The audience at the Maison Margiela show on Friday evening applauded for a full two minutes at the end of a fairly entertaining show, expecting the designer John Galliano to take a bow, as most designers do normally and as he used to relish even more than most. But he did not make an appearance. And in a way, that was the only moment that has not felt entirely scripted in his ongoing rehabilitation since his return to the fashion spotlight.
Galliano, as of course you know, was fired from Dior in 2011 after a disgraceful incident in which he made anti-Semitic remarks in a Paris café, but he has since made considerable progress in his recovery, with the support and forgiveness of a large swath of the fashion industry. Nevertheless, as I was waiting for the show to start and chatting with the person next to me, I couldn’t shake the feeling that his placement at Maison Margiela, where he showed his first couture collection in January and his first ready-to-wear collection on Friday, has all felt a tad calculated, what with the rollout of the red carpet dresses on unimpeachable A-list stars, and the select invitation of sympathetic editors to his shows, and the utter invisibility of Galliano.
Imagine my surprise when I read the program notes for his fall collection. “In evoking a calculated imperfection, the individual emerges.”
I suppose Galliano was talking about the off-hand, vintage-looking designs on his runway, which were shown with a great sense of humor and no small degree of theatricality, with every fifth model or so stalking, moping, or menacing her way down the runway. Many wore neon wigs and eyeliner, carrying what looked like grocery bags but were no doubt the latest Maison Margiela luxury shopping tote. I wouldn’t have been at all shocked if one had been Tilda Swinton. This was all inexplicable fun, and one of the few signs that Galliano has been given a degree of freedom as he reorients himself to the pace and pressures of the fashion game.
The rest was commercial clothes – velvet jackets with tiny flower prints (pictured, above), sheer black dresses that barely kept up with the models wearing them, a vinyl coat or a black suit jacket traced with a ruffle of plastic fabric. It’s perfectly understandable, but it also leaves me cold, and it didn’t nearly convey the spirit of Margiela as much as another collection did the night before, that of Vetements head designer Demna Gvasalia. Vetements was the coolest, and weirdest, fashion show of Paris Fashion Week thus far, yet it was much easier to read, without any interpretation required.
The mood of Paris has changed since the Charlie Hebdo terrorist attacks, so much so that heavily armored security has become a regular presence in the city, and as that relates to the shows, guests are frequently asked to open their bags or walk through metal detectors before each event in a program the French describe as “vigipirate.” It is startling, sometimes, how quickly we become accustomed to these changes. Gvasalia addressed this in clothes that referenced both security uniforms, with “security” printed in splintered letters, and motorcycle clothing rendered oversize and comical, suggesting how easily it is that we give up personal freedom in the name of protection. At the Vetements show, held in the basement of a notorious Paris club known for after-hours depravity, the models barreled through the editors, so fast it was sometimes hard to even register them. You can learn more about the collection in our new designers profile in the upcoming April issue of InStyle.

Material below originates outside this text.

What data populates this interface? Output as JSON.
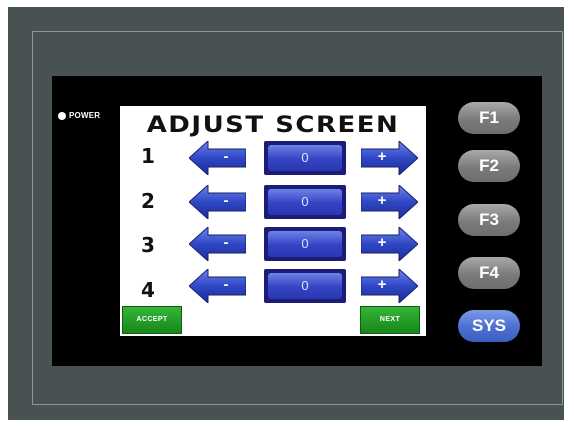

Two major shows on Friday – Dior and Balenciaga – offered new insights into their designers. Alexander Wang’s collection for Balenciaga was a big step forward, his most modern take on the historic house yet, offering a complete wardrobe from graphic check coats to office-appropriate attire. The standouts were the cocoon coats, some with wide leather belts in the place of the collars, others that closed with what appeared to be a hatpin with a finial in the shape of “CB” for Cristobal Balenciaga (pictured, top). And Wang still knows the value of a glamorous presentation, both harking back to the 1950s style of mincing models and starkly contemporary. Just before his show was to begin, Lady Gaga appeared from backstage, and did a funny catwalk all the way to her seat. BalenciGaga.
Dior’s Raf Simons dipped into the house’s history of animal prints, but you wouldn’t call the results retro. Stripes were abstract on mini-dresses and unencumbered tunic-and-trouser sets, while spots were relegated to vinyl boots. The coolest beasts in this collection were the masculine tweed textures and shiny techno mesh on a few skirts and tops that fit like fish scales (pictured, below).